How do you find the slope and intercept of $y = 4x - 2$ ?

Answer 1

In this question we need to find the slope and intercept of a line whose equation is given to us. To find the slope and intercept of a line from its equation, we first need to convert the given equation of line into slope-intercept form of straight line. The standard form of equation of line is $y = mx + c$ .

Complete step-by-step solution:
Let us try to find the slope and intercept of a line whose equation is given to us. To find slope and intercept of line we need to convert our given equation into slope-intercept form of straight line. The equation of straight line in slope-intercept form is given by $y = mx + c$ , where $m$ is the slope of line and $c$ is the intercept of line. The slope of a line defines direction and its steepness. The intercept is the point where the line cuts the y-axis.
Equation of the line whose slope and intercept we need to find is $y = 4x - 2$ .
We will first convert the given equation of straight line into slope-intercept form of straight line. Since, the given equation of straight line is already in slope intercept form.
Now, we know that in slope-intercept form of straight line $y = mx + c$ , $m$ is slope and $c$ is the intercept of line.
On comparing the given equation of line $y = 4x - 2$ and its general equation, we get
$m = 4$ And
$c = - 2$
Hence the slope is equal to $4$ and the intercept is equal to $- 2$ for line with equation $y = 4x - 2$ .

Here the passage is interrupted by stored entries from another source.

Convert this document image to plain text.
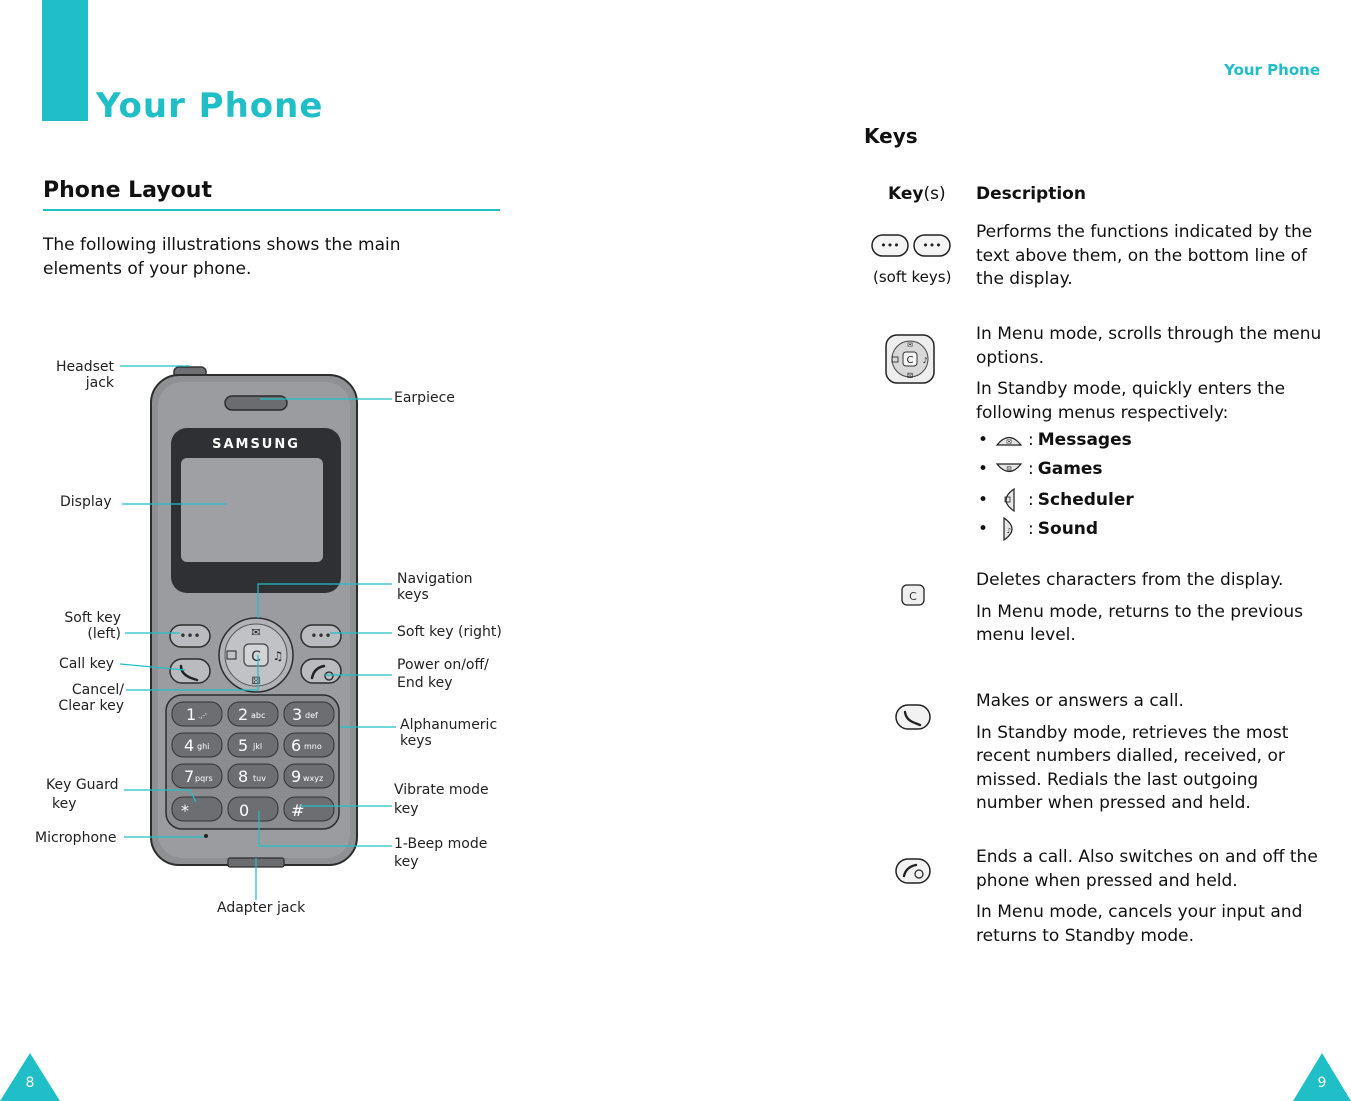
Your Phone
Phone Layout
The following illustrations shows the main
elements of your phone.
SAMSUNG
•••	•••
C
✉
♫
⚄
1 .,-' 2 abc 3 def
4 ghi 5 jkl 6 mno
7 pqrs 8 tuv 9 wxyz
*	0	#
Headset
jack
Earpiece
Display
Navigation
keys
Soft key
(left)	Soft key (right)
Call key	Power on/off/
End key
Cancel/
Clear key
Alphanumeric
keys
Key Guard
key
Vibrate mode
key
Microphone	1-Beep mode
key
Adapter jack
8
Your Phone
Keys
Key(s) Description
••• •••
(soft keys)

Performs the functions indicated by the text above them, on the bottom line of the display.

C
✉
♪
⚄

In Menu mode, scrolls through the menu options.

In Standby mode, quickly enters the following menus respectively:

•	✉ : Messages
•	⚄ : Games
• : Scheduler
•	♪ : Sound
C

Deletes characters from the display.

In Menu mode, returns to the previous menu level.

Makes or answers a call.

In Standby mode, retrieves the most recent numbers dialled, received, or missed. Redials the last outgoing number when pressed and held.

Ends a call. Also switches on and off the phone when pressed and held.

In Menu mode, cancels your input and returns to Standby mode.

9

Note: Two straight lines are parallel if they same slope and different intercept for, example: $y = mx + {c_1}$ and $y = mx + {c_2}$ where ${c_1} \ne {c_2}$ are parallel. A straight line is perpendicular to $x$ axis and parallel to $y$ axis if its equation is of the form $x = c$ . A straight line is parallel to $x$ axis and perpendicular to $y$ axis if its equation of the form $y = c$ .